The women we met repeatedly told us that we had an obligation to return to Canada and tell others about their work and their vision for co-existence. They noted that men tend to dominate the Western media when it comes to the Israeli-Palestinian conflict. As a result, the impact of the conflict on women and women’s contributions to building the conditions for co-existence tend to be ignored. Accordingly, we have an obligation to disseminate the insights that we have gained, to retell the stories that we heard, and to share with the Canadian public the vision of peace that these women shared with us.

The following pages attempt to encapsulate our analysis of the Israeli-Palestinian conflict and women’s place within it. This is not a complete report. It cannot do justice to the work of the women we met, nor to our own experiences, either individually or collectively. There remain also a good number of individuals and organizations with whom we could not meet as a group because time or circumstances did not permit. At most, we offer a slice of our experiences and hope that this report will encourage others to seek out and understand the work of the women we met who struggle seemingly against all odds to maintain a space for “the other” in Israel and Palestine.
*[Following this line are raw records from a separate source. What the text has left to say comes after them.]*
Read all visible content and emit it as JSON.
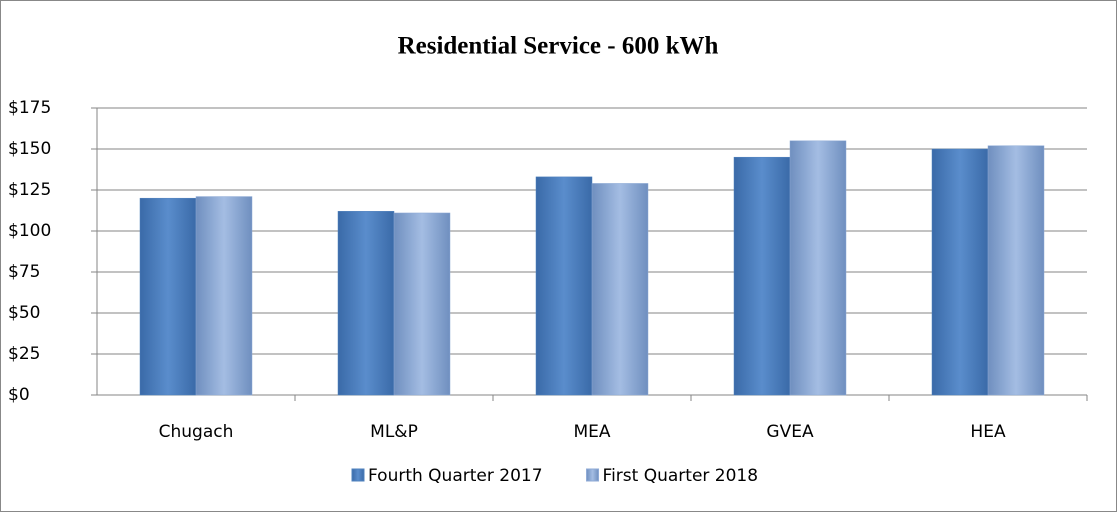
{
  "chart_data": {
    "type": "bar",
    "title": "Residential Service - 600 kWh",
    "categories": [
      "Chugach",
      "ML&P",
      "MEA",
      "GVEA",
      "HEA"
    ],
    "series": [
      {
        "name": "Fourth Quarter 2017",
        "color": "#4f81bd",
        "values": [
          120,
          112,
          133,
          145,
          150
        ]
      },
      {
        "name": "First Quarter 2018",
        "color": "#8eaad6",
        "values": [
          121,
          111,
          129,
          155,
          152
        ]
      }
    ],
    "ylim": [
      0,
      175
    ],
    "yticks": [
      {
        "value": 0,
        "label": "$0"
      },
      {
        "value": 25,
        "label": "$25"
      },
      {
        "value": 50,
        "label": "$50"
      },
      {
        "value": 75,
        "label": "$75"
      },
      {
        "value": 100,
        "label": "$100"
      },
      {
        "value": 125,
        "label": "$125"
      },
      {
        "value": 150,
        "label": "$150"
      },
      {
        "value": 175,
        "label": "$175"
      }
    ],
    "grid": true,
    "legend": "bottom"
  }
}
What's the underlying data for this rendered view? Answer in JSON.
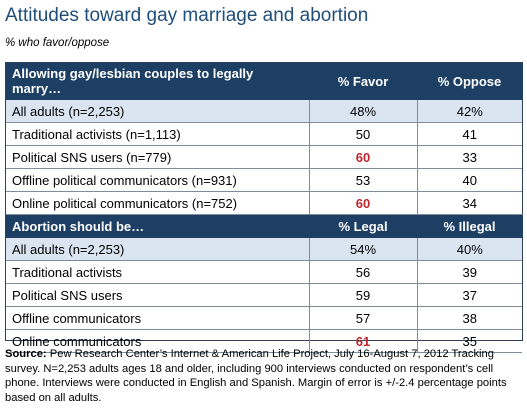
{
  "title": "Attitudes toward gay marriage and abortion",
  "subtitle": "% who favor/oppose",
  "marriage": {
    "header": {
      "label": "Allowing gay/lesbian couples to legally marry…",
      "col1": "% Favor",
      "col2": "% Oppose"
    },
    "rows": [
      {
        "label": "All adults (n=2,253)",
        "v1": "48%",
        "v2": "42%",
        "highlight": false
      },
      {
        "label": "Traditional activists (n=1,113)",
        "v1": "50",
        "v2": "41",
        "highlight": false
      },
      {
        "label": "Political SNS users (n=779)",
        "v1": "60",
        "v2": "33",
        "highlight": true
      },
      {
        "label": "Offline political communicators (n=931)",
        "v1": "53",
        "v2": "40",
        "highlight": false
      },
      {
        "label": "Online political communicators (n=752)",
        "v1": "60",
        "v2": "34",
        "highlight": true
      }
    ]
  },
  "abortion": {
    "header": {
      "label": "Abortion should be…",
      "col1": "% Legal",
      "col2": "% Illegal"
    },
    "rows": [
      {
        "label": "All adults (n=2,253)",
        "v1": "54%",
        "v2": "40%",
        "highlight": false
      },
      {
        "label": "Traditional activists",
        "v1": "56",
        "v2": "39",
        "highlight": false
      },
      {
        "label": "Political SNS users",
        "v1": "59",
        "v2": "37",
        "highlight": false
      },
      {
        "label": "Offline communicators",
        "v1": "57",
        "v2": "38",
        "highlight": false
      },
      {
        "label": "Online communicators",
        "v1": "61",
        "v2": "35",
        "highlight": true
      }
    ]
  },
  "source": {
    "label": "Source:",
    "text": "Pew Research Center’s Internet & American Life Project, July 16-August 7, 2012 Tracking survey. N=2,253 adults ages 18 and older, including 900 interviews conducted on respondent’s cell phone.  Interviews were conducted in English and Spanish. Margin of error is +/-2.4 percentage points based on all adults."
  },
  "colors": {
    "title": "#1f4e79",
    "header_bg": "#1c3f63",
    "lead_row_bg": "#dbe5f1",
    "highlight": "#c0272d"
  }
}
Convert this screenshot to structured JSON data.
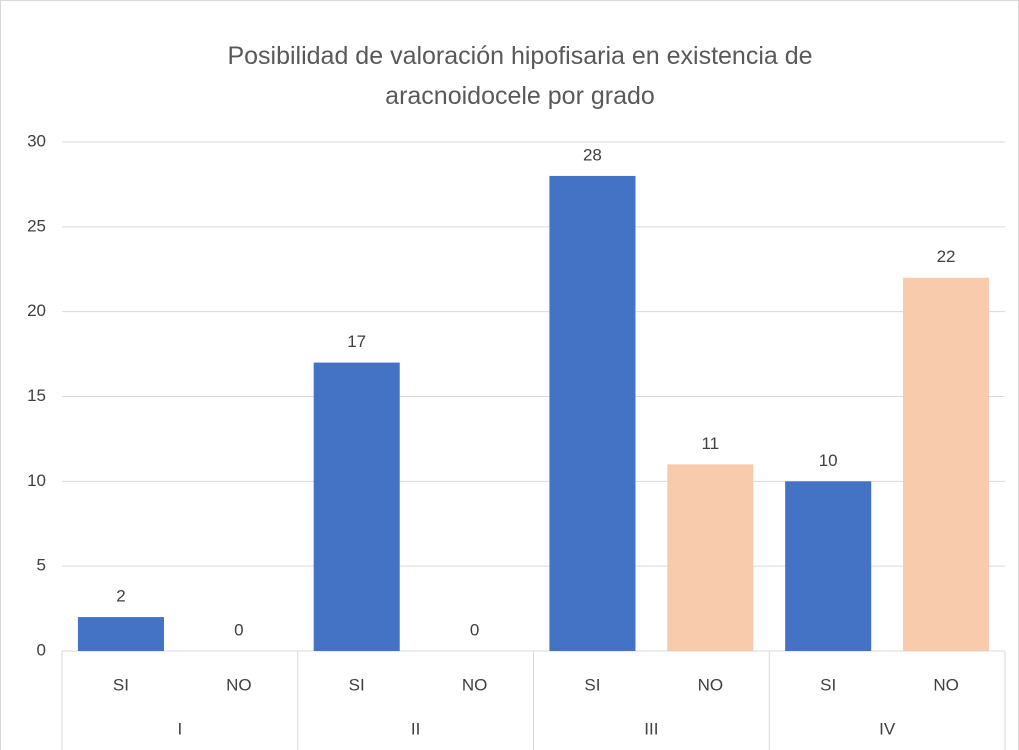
{
  "chart_data": {
    "type": "bar",
    "title": "Posibilidad de valoración hipofisaria en existencia de aracnoidocele por grado",
    "groups": [
      {
        "name": "I",
        "categories": [
          "SI",
          "NO"
        ],
        "values": [
          2,
          0
        ]
      },
      {
        "name": "II",
        "categories": [
          "SI",
          "NO"
        ],
        "values": [
          17,
          0
        ]
      },
      {
        "name": "III",
        "categories": [
          "SI",
          "NO"
        ],
        "values": [
          28,
          11
        ]
      },
      {
        "name": "IV",
        "categories": [
          "SI",
          "NO"
        ],
        "values": [
          10,
          22
        ]
      }
    ],
    "colors": [
      "#4472c4",
      "#f8cbad"
    ],
    "ylim": [
      0,
      30
    ],
    "yticks": [
      0,
      5,
      10,
      15,
      20,
      25,
      30
    ],
    "grid": true
  }
}
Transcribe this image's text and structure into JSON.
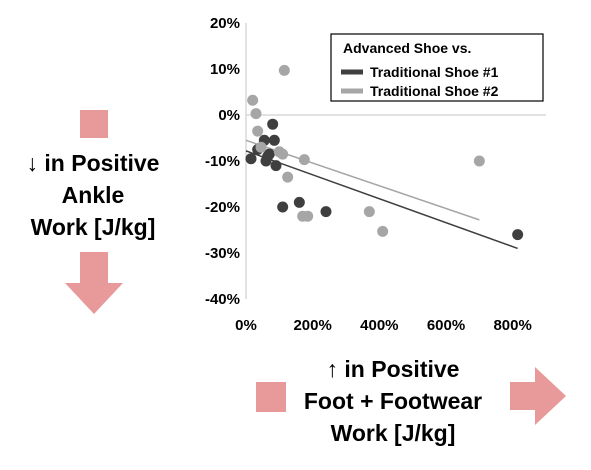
{
  "chart_data": {
    "type": "scatter",
    "title": "",
    "xlim": [
      0,
      900
    ],
    "ylim": [
      -40,
      20
    ],
    "x_ticks": [
      "0%",
      "200%",
      "400%",
      "600%",
      "800%"
    ],
    "x_tick_values": [
      0,
      200,
      400,
      600,
      800
    ],
    "y_ticks": [
      "20%",
      "10%",
      "0%",
      "-10%",
      "-20%",
      "-30%",
      "-40%"
    ],
    "y_tick_values": [
      20,
      10,
      0,
      -10,
      -20,
      -30,
      -40
    ],
    "grid": false,
    "legend": {
      "title": "Advanced Shoe vs.",
      "placement": "top-right",
      "entries": [
        "Traditional Shoe #1",
        "Traditional Shoe #2"
      ]
    },
    "series": [
      {
        "name": "Traditional Shoe #1",
        "color": "#3f3f3f",
        "points": [
          [
            15,
            -9.5
          ],
          [
            35,
            -7.5
          ],
          [
            55,
            -5.5
          ],
          [
            60,
            -10
          ],
          [
            65,
            -9
          ],
          [
            70,
            -8.5
          ],
          [
            80,
            -2
          ],
          [
            85,
            -5.5
          ],
          [
            90,
            -11
          ],
          [
            110,
            -20
          ],
          [
            160,
            -19
          ],
          [
            240,
            -21
          ],
          [
            815,
            -26
          ]
        ],
        "trendline": [
          [
            0,
            -7.8
          ],
          [
            815,
            -29
          ]
        ]
      },
      {
        "name": "Traditional Shoe #2",
        "color": "#a6a6a6",
        "points": [
          [
            20,
            3.2
          ],
          [
            30,
            0.3
          ],
          [
            35,
            -3.5
          ],
          [
            45,
            -7
          ],
          [
            100,
            -8
          ],
          [
            110,
            -8.5
          ],
          [
            115,
            9.7
          ],
          [
            125,
            -13.5
          ],
          [
            170,
            -22
          ],
          [
            175,
            -9.7
          ],
          [
            185,
            -22
          ],
          [
            370,
            -21
          ],
          [
            410,
            -25.3
          ],
          [
            700,
            -10
          ]
        ],
        "trendline": [
          [
            0,
            -5.5
          ],
          [
            700,
            -22.8
          ]
        ]
      }
    ]
  },
  "y_axis_label": {
    "lines": [
      "↓ in Positive",
      "Ankle",
      "Work [J/kg]"
    ]
  },
  "x_axis_label": {
    "lines": [
      "↑ in Positive",
      "Foot + Footwear",
      "Work [J/kg]"
    ]
  },
  "colors": {
    "arrow": "#e89a9a",
    "axis": "#d9d9d9"
  }
}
In addition to producing this report, members of the mission have participated in various conferences to help raise the profile, within Canadian society, of the women we met and the work that they do. We will continue to do so. Extensive videotaped documentation of interviews, dialogues, presentations and conferences conducted or attended by all or some members of our group, during and in the months following the mission, may be available for briefing and background purposes. (Appendix 1 contains brief biographies of the mission members and how to reach them.)